Le mot « Assomption » trouve son origine dans le mot latin « assumere » qui signifie « assumer », « prendre avec ». Nous reconnaissons que Dieu prend Marie avec lui. Mieux encore, il assume, il prend à son compte, il prend sur lui toute la vie de Marie. Toutes ses joies, ses peines, ses souffrances, ses questions sont assumées par Dieu, portées par lui.
Ainsi, la foi en la résurrection proclamée par saint Paul dans la seconde lecture n’est pas seulement l’espérance d’une vie après la mort, mais la conviction que rien de ce que nous vivons ici-bas n’est étranger à Dieu et que chaque instant est appelé à être assumé, plongé, pour l’éternité, dans la miséricorde et l’amour de Dieu.
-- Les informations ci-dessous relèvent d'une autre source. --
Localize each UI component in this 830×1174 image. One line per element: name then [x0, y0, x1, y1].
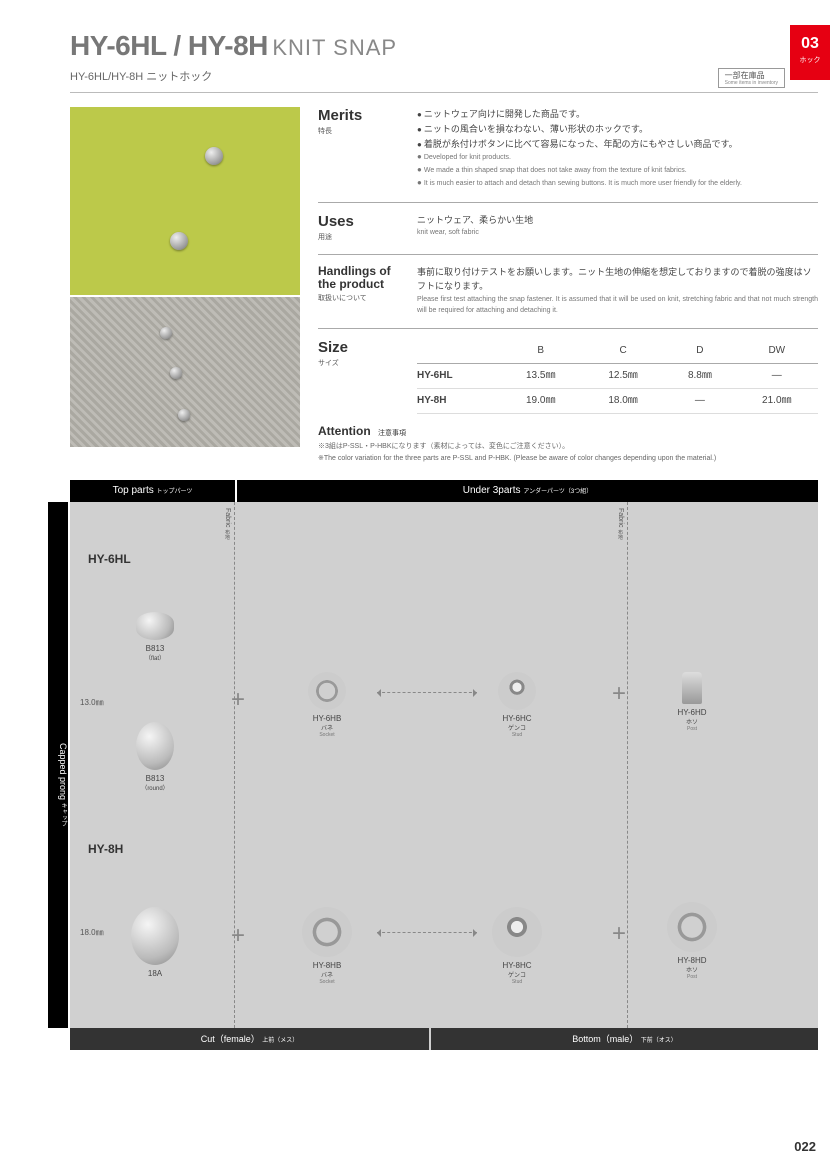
snap-icon — [131, 907, 179, 965]
info-column: Merits 特長 ニットウェア向けに開発した商品です。 ニットの風合いを損なわ… — [318, 107, 818, 462]
model-hy6hl: HY-6HL — [88, 552, 131, 566]
part-18a: 18A — [120, 907, 190, 978]
size-table: B C D DW HY-6HL 13.5㎜ 12.5㎜ 8.8㎜ — HY-8H — [417, 339, 818, 414]
col-top-parts: Fabric 布地 HY-6HL 13.0㎜ B813 （flat） B813 … — [70, 502, 235, 1050]
uses-section: Uses 用途 ニットウェア、柔らかい生地 knit wear, soft fa… — [318, 202, 818, 254]
diagram-footer: Cut（female） 上前（メス） Bottom（male） 下前（オス） — [70, 1028, 818, 1050]
part-hy8hd: HY-8HD ホソ Post — [652, 902, 732, 980]
size-section: Size サイズ B C D DW HY-6HL 13.5㎜ 12.5㎜ — [318, 328, 818, 414]
table-row: HY-8H 19.0㎜ 18.0㎜ — 21.0㎜ — [417, 388, 818, 413]
part-hy6hd: HY-6HD ホソ Post — [657, 672, 727, 732]
page-number: 022 — [794, 1139, 816, 1154]
page-header: HY-6HL / HY-8H KNIT SNAP HY-6HL/HY-8H ニッ… — [0, 0, 830, 84]
part-b813-round: B813 （round） — [125, 722, 185, 792]
part-hy6hc: HY-6HC ゲンコ Stud — [482, 672, 552, 738]
tab-label: ホック — [790, 55, 830, 65]
part-hy6hb: HY-6HB バネ Socket — [292, 672, 362, 738]
part-b813-flat: B813 （flat） — [125, 612, 185, 662]
stud-icon — [498, 672, 536, 710]
plus-icon: + — [612, 680, 626, 708]
attention-title: Attention — [318, 424, 371, 438]
post-icon — [682, 672, 702, 704]
size-label: Size — [318, 339, 348, 356]
product-photo-2 — [70, 297, 300, 447]
col-under-parts: Fabric 布地 HY-6HB バネ Socket HY-6HC ゲンコ St… — [237, 502, 818, 1050]
arrow-icon — [377, 932, 477, 933]
handling-label: Handlings of the product — [318, 265, 403, 291]
snap-icon — [136, 722, 174, 770]
uses-label: Uses — [318, 213, 354, 230]
post-icon — [667, 902, 717, 952]
parts-diagram: Top parts トップパーツ Under 3parts アンダーパーツ（3つ… — [70, 480, 818, 1050]
arrow-icon — [377, 692, 477, 693]
attention-section: Attention 注意事項 ※3組はP-SSL・P-HBKになります（素材によ… — [318, 424, 818, 462]
stud-icon — [492, 907, 542, 957]
side-label: Capped prong キャップ — [48, 502, 68, 1028]
table-row: HY-6HL 13.5㎜ 12.5㎜ 8.8㎜ — — [417, 363, 818, 388]
plus-icon: + — [612, 920, 626, 948]
part-hy8hc: HY-8HC ゲンコ Stud — [477, 907, 557, 985]
tab-number: 03 — [790, 35, 830, 53]
inventory-badge: 一部在庫品 Some items in inventory — [718, 68, 785, 88]
part-hy8hb: HY-8HB バネ Socket — [287, 907, 367, 985]
snap-icon — [136, 612, 174, 640]
title-sub: KNIT SNAP — [272, 35, 397, 60]
under-parts-header: Under 3parts アンダーパーツ（3つ組） — [237, 480, 818, 502]
top-parts-header: Top parts トップパーツ — [70, 480, 235, 502]
title: HY-6HL / HY-8H KNIT SNAP — [70, 30, 830, 62]
diagram-header: Top parts トップパーツ Under 3parts アンダーパーツ（3つ… — [70, 480, 818, 502]
subtitle: HY-6HL/HY-8H ニットホック — [70, 68, 830, 84]
category-tab: 03 ホック — [790, 25, 830, 80]
footer-bottom: Bottom（male） 下前（オス） — [431, 1028, 818, 1050]
diagram-body: Capped prong キャップ Fabric 布地 HY-6HL 13.0㎜… — [70, 502, 818, 1050]
handling-section: Handlings of the product 取扱いについて 事前に取り付け… — [318, 254, 818, 328]
photo-column — [70, 107, 300, 462]
title-main: HY-6HL / HY-8H — [70, 30, 268, 61]
footer-cut: Cut（female） 上前（メス） — [70, 1028, 429, 1050]
socket-icon — [308, 672, 346, 710]
socket-icon — [302, 907, 352, 957]
merits-label: Merits — [318, 107, 362, 124]
product-photo-1 — [70, 107, 300, 295]
merits-section: Merits 特長 ニットウェア向けに開発した商品です。 ニットの風合いを損なわ… — [318, 107, 818, 202]
content-row: Merits 特長 ニットウェア向けに開発した商品です。 ニットの風合いを損なわ… — [0, 93, 830, 462]
model-hy8h: HY-8H — [88, 842, 123, 856]
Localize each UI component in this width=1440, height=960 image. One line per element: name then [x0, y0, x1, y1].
La vie de Marie fut discrète. Les évangiles nous donnent peu de détails et les quelques paroles qui nous sont rapportées témoignent toutes de son désir de rester dans l’ombre et de s’effacer devant son Fils. « Faites tout ce qu’Il vous dira » dira-t-elle. Dans le Magnificat, elle se présente comme « l’humble servante ». La fête de l’Assomption nous révèle la grandeur de toutes ces vies cachées, mais pourtant si décisives. La lumière de la résurrection bouleverse l’ordre établi. Le regard de Dieu s’est posé sur Jésus rejeté et crucifié. En lui, il se pose sur Marie, mais aussi sur celles et ceux qui n’ont peut-être pas réalisé de grandes œuvres, mais qui ont surtout beaucoup aimé. Leur foi a peut-être été un combat quotidien. Leur espérance a peut-être été mille fois ébranlée. Il leur est même peut-être arrivé de tomber. Mais aujourd’hui, à la suite de Marie, nous reconnaissons que leur vie est pour toujours entre les mains de Dieu.